This reflection is on Matthew 21:1-11, from the Palm Sunday Readings.
A friend who has lived in London for years took me yesterday to a Catholic church hidden in a side street near Leicester Square. The church, built by the Marist Fathers and dedicated to the Notre Dame de France, features a number of religious art works by such eminent artists as Jean Cocteau (murals), Georges-Laurent Saupique (base relief carving of Our Lady of Mercy), and Boris Anrep (Mosaic of the Nativity).
But maybe because it was the day before Palm Sunday, what appealed to me most was the series of refreshingly simple sketches on ceramic in the Stations of the Cross.
It didn’t take long before I started doing what you would expect from a tourist and a regular Instagram user like myself: I took photos. It was all easy and simple enough until I found myself before the tenth station: Jesus being stripped for the crucifixion.
The light from the church altar cast the shadows of my hand and phone on the ceramic, and for some reason, I couldn’t get them out of the picture. I was trying my best to find the best way to frame the picture, moving my hand in every possible way, but couldn’t for the life of me get rid of the shadows.
It was then that it occurred to me: “Why even get the shadows out of the picture? Why not keep them there?” Maybe showing me photographing the artwork would make the picture more interesting!
So here’s the final product: a picture of the Notre Dame de France’s tenth Station of the Cross plus the shadows of my hand and iPhone caught in the act of snapping the photo.
Not bad, I thought. But when I was studying the photograph later on, I realized that there might just be an important reminder here somewhere for me as I prepare for Palm Sunday. I’ve been concerned about going through Holy Week again this year; after all, it’s something we go through every single year. It’s not as if we don’t know the plot or the ending. Would I find something new at all this year?
But my visit at Notre Dame de France reminded me that there will always be something new not only because the mysteries of Christ’s life are unfathomably rich in meaning, but also because I’m somehow different every year, and the only way to approach Lent is through the lenses of my life. In other words, maybe the best way for us to take another shot at Lent is precisely to keep ourselves in the picture, not to get us out of the way. As we recall and pray the mysteries of those events that happened so many centuries ago, it would be important to remember that they happened not only for those who were there in Calvary, but also for us who belong to this century. We are, in every sense of the word, part of the picture!

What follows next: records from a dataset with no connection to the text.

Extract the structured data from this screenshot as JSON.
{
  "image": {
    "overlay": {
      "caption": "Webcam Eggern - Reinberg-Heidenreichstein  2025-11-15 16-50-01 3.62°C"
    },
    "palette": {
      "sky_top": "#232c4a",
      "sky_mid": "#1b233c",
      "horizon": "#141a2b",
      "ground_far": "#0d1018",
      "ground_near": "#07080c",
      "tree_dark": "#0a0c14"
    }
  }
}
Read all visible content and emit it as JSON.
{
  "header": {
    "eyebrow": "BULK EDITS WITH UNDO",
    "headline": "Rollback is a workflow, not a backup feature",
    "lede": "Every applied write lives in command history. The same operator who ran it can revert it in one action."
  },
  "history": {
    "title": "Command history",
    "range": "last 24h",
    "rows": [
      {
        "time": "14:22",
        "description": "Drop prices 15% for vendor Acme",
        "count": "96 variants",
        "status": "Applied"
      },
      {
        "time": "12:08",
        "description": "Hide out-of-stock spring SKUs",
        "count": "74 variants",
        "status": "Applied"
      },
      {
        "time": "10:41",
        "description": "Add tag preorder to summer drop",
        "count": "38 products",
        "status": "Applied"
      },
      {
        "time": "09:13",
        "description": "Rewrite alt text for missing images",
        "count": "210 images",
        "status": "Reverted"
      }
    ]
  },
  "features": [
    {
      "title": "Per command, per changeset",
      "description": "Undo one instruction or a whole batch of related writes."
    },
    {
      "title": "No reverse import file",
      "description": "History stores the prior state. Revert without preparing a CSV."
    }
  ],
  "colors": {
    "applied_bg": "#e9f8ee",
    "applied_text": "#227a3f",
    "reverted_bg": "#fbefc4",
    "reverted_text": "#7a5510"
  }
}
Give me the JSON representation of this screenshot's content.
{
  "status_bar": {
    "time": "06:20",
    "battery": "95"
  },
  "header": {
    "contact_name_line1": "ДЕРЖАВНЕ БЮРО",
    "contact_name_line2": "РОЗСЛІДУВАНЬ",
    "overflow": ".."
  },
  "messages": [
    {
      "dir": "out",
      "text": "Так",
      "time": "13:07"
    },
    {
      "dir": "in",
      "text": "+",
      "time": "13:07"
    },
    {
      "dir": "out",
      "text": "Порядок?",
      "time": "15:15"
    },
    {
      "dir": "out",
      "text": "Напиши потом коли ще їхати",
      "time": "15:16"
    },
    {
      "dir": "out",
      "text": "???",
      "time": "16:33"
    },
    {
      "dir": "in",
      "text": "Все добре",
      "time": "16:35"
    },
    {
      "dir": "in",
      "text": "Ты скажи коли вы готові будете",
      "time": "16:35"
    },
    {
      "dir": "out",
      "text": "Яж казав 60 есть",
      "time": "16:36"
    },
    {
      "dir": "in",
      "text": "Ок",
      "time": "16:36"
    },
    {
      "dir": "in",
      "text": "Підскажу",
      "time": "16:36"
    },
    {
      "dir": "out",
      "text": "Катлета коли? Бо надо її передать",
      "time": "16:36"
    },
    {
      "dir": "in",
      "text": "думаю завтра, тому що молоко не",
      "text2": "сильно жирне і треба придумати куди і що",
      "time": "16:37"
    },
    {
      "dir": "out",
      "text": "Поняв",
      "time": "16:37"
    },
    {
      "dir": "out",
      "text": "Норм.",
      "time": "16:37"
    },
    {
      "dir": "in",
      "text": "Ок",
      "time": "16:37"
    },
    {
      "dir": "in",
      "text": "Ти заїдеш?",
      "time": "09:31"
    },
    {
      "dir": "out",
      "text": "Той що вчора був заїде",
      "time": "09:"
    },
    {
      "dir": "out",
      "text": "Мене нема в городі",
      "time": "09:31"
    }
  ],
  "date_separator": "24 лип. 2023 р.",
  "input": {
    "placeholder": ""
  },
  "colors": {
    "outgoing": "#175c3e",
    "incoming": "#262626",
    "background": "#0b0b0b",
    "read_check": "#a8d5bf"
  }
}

Just as importantly, the only way for us to appreciate the mysteries of our Lord’s suffering, death, and resurrection is through our very own lives. We cannot enter Jerusalem any other way. The only gate to that city this Lent is the gate of our own lives.
And so, as we prepare to enter Jerusalem with our Lord in this holiest of weeks, the last thing we should do is that routine we have been accustomed to every time we check in at an airport: Put away everything we have with us for some form of security check. On the contrary, don’t put away your packages. Don’t remove your shoes. Don’t empty your pockets. Hold on to every single thing–every single and aspiration, and yes, every single fear and anxiety–and carry every single one of our baggage–in every sense of that word!–with us as we enter the gate of the holy city.
It is the “here and now” of our lives that will help us this year to take another shot at the mysteries of Lent.